How To Use bazel aquery

aquery is useful when we are interested in the properties of the actions/artifacts in the action graph. It uses the same query language as query and cquery, with some additional aquery-specific functions. The basic structure of aquery output is as follows:

$ bazel aquery '//some:label'
action 'Writing file some_file_name'
  Mnemonic: ...
  Target: ...
  Configuration: ...
  ActionKey: ...
  Inputs: [...]
  Outputs: [...]

Each action entry encapsulates all the information you need to know about how this action is to be executed: the actual commands run, the configuration in which the action is run, its input/output artifacts, and other attributes.

Another nifty feature in aquery is the ability to filter the actions based on their inputs, outputs and mnemonics. This is useful to answer questions like: “Which action, from which target, is responsible for creating file foo.out”.

# List all actions generated while building all dependencies of //src/target_a
$ bazel aquery 'deps(//src/target_a)'

# List all actions generated while building all dependencies of //src/target_a
# that have C++ files in their inputs.
$ bazel aquery 'inputs(".*cc”, deps(//src/target_a))'

# Which action generated `foo.out` after building all dependencies of target //src/target_a
$ bazel aquery ‘outputs(“.*foo.out”, deps(//src/target_a))’

Apart from these basic features, aquery offers customizations for your specific use cases with its various flags and tools.

Output Formats

aquery supports 3 different output formats: text (default, human-readable with formatting), proto and textproto (a human-readable representation of the proto output).

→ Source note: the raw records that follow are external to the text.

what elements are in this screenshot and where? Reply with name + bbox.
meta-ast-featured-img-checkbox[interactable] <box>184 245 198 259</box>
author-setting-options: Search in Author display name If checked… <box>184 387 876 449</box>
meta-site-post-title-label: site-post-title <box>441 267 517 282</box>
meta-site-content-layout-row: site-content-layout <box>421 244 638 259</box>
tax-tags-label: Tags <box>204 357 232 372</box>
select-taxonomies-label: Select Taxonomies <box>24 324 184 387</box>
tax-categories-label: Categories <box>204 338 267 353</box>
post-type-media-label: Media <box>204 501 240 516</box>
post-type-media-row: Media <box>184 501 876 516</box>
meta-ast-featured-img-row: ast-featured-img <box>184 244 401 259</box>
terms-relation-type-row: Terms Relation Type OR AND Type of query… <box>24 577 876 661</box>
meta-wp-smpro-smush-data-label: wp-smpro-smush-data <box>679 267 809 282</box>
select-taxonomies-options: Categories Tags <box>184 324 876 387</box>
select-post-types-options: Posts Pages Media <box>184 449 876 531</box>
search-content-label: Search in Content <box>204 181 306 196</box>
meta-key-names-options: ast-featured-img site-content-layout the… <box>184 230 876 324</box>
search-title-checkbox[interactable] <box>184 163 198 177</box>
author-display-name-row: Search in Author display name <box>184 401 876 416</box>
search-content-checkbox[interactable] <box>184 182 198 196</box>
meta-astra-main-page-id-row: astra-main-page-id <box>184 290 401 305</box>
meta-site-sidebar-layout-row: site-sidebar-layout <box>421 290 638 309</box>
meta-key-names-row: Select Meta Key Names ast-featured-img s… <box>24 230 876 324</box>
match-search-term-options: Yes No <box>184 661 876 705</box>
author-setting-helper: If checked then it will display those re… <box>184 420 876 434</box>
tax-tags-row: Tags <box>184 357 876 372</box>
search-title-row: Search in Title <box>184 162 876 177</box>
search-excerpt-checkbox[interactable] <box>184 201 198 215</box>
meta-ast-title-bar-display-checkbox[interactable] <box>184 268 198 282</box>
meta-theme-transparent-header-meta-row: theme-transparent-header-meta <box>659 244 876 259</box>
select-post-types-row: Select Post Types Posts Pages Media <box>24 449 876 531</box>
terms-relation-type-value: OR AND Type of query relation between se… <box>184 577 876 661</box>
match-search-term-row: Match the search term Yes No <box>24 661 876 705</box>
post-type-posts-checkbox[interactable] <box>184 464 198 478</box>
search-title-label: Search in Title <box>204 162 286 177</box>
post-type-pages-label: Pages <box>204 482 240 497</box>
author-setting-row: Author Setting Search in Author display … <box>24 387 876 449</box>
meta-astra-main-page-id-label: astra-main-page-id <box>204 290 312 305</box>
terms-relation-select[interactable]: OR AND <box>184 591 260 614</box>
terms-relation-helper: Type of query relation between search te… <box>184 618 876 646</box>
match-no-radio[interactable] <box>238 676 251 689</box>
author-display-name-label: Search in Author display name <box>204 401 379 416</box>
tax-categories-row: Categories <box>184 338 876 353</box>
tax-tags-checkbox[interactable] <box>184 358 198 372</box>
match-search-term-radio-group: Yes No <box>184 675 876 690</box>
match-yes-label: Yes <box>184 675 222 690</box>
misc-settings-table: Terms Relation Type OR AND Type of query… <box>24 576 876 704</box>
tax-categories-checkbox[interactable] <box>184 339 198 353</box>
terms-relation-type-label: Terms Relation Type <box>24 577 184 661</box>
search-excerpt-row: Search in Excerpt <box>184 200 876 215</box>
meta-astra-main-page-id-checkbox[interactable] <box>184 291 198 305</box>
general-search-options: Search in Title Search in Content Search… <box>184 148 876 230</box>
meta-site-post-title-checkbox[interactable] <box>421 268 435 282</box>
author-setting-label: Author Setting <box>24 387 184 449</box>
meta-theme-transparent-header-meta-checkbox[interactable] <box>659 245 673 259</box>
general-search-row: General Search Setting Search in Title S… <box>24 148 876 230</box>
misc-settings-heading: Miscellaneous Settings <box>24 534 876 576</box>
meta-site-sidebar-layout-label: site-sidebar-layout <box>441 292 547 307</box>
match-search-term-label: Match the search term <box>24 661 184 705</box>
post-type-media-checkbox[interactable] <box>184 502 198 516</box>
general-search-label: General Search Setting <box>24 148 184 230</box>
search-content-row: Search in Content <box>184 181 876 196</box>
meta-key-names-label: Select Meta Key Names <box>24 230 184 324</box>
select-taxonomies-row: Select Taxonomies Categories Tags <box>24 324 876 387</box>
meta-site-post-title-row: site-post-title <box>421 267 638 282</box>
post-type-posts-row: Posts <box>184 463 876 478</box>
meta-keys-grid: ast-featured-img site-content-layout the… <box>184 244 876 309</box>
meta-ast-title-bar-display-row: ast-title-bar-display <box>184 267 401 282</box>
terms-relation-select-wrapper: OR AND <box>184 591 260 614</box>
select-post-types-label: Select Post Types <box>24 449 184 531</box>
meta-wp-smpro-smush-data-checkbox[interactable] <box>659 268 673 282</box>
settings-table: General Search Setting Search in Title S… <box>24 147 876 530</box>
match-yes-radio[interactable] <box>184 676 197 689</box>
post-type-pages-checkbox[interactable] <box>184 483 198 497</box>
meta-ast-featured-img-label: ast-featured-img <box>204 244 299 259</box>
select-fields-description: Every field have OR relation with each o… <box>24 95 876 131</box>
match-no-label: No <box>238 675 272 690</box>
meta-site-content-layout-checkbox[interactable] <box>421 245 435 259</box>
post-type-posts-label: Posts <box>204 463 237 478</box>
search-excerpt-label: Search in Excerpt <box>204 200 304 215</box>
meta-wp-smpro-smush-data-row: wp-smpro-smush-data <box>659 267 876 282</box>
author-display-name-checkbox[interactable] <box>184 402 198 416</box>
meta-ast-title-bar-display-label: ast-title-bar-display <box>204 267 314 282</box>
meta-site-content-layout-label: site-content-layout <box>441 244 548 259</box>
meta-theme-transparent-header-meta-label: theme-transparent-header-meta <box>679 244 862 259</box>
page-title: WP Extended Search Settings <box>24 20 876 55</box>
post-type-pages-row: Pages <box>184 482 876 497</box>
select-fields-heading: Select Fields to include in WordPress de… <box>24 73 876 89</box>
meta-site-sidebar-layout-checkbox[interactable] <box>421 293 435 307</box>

A common use case of aquery is to find the action responsible for generating a particular file foo.out. However, it is often the case that multiple build commands for different targets were run prior to the query. Imagine the following sequence:

  1. Run bazel build //target_a
  2. Run bazel build //target_b
  3. File foo.out was generated.

One could run bazel aquery 'outputs("foo.out", //target_a)' and bazel aquery 'outputs("foo.out", //target_b)' to figure out the action responsible for creating foo.out, and in turn the target. However, the number of different targets previously built can be larger than 2, which makes running multiple aquery commands a hassle.

As an alternative, the --skyframe_state flag can be used:

# Find all actions on skyframe that has “foo.out” as an output
bazel aquery --skyframe_state --output=proto ‘outputs(“*.foo.out”)’

With --skyframe_state mode, aquery takes the content of the action graph that Skyframe3 keeps on the current instance of Bazel and (optionally) performs filtering on it and outputs the content, without re-running the analysis phase.

Note that for --skyframe_state, the target label is omitted from the query expression. More details on this flag can be found here.

Comparing Aquery Outputs With aquery_differ

There are times when there’s a need to compare two different aquery outputs (for instance: when you make some changes to your rule definition and want to verify that the command lines being run is still the same). aquery_differ is the tool for that.

# The tool is available at
$ bazel run //tools/aquery_differ -- \
--before=/path/to/before.proto \
--after=/path/to/after.proto \
--input_type=proto \
--attrs=cmdline \

The above command returns the difference between the before and after aquery outputs (e.g. which actions were present in one but not the other, which actions have different command line/inputs in each aquery output, ...).

With this blog post, we declare aquery stable and supported by the Bazel team. Please give it a try and let us know what you think! For more details on aquery, check out the aquery documentation.

1: In the actual implementation of Bazel, we interleave _loading & analysis phases. The “Target Graph” at the end of Loading phase is only materialized with bazel query and not in actual builds._

2: For a more detailed overview of the action graph, check out Jin’s blog post.

3: Skyframe is the evaluation and incrementality model of Bazel. On each instance of Bazel server, Skyframe stores the dependency graph constructed from the previous runs of the analysis phase.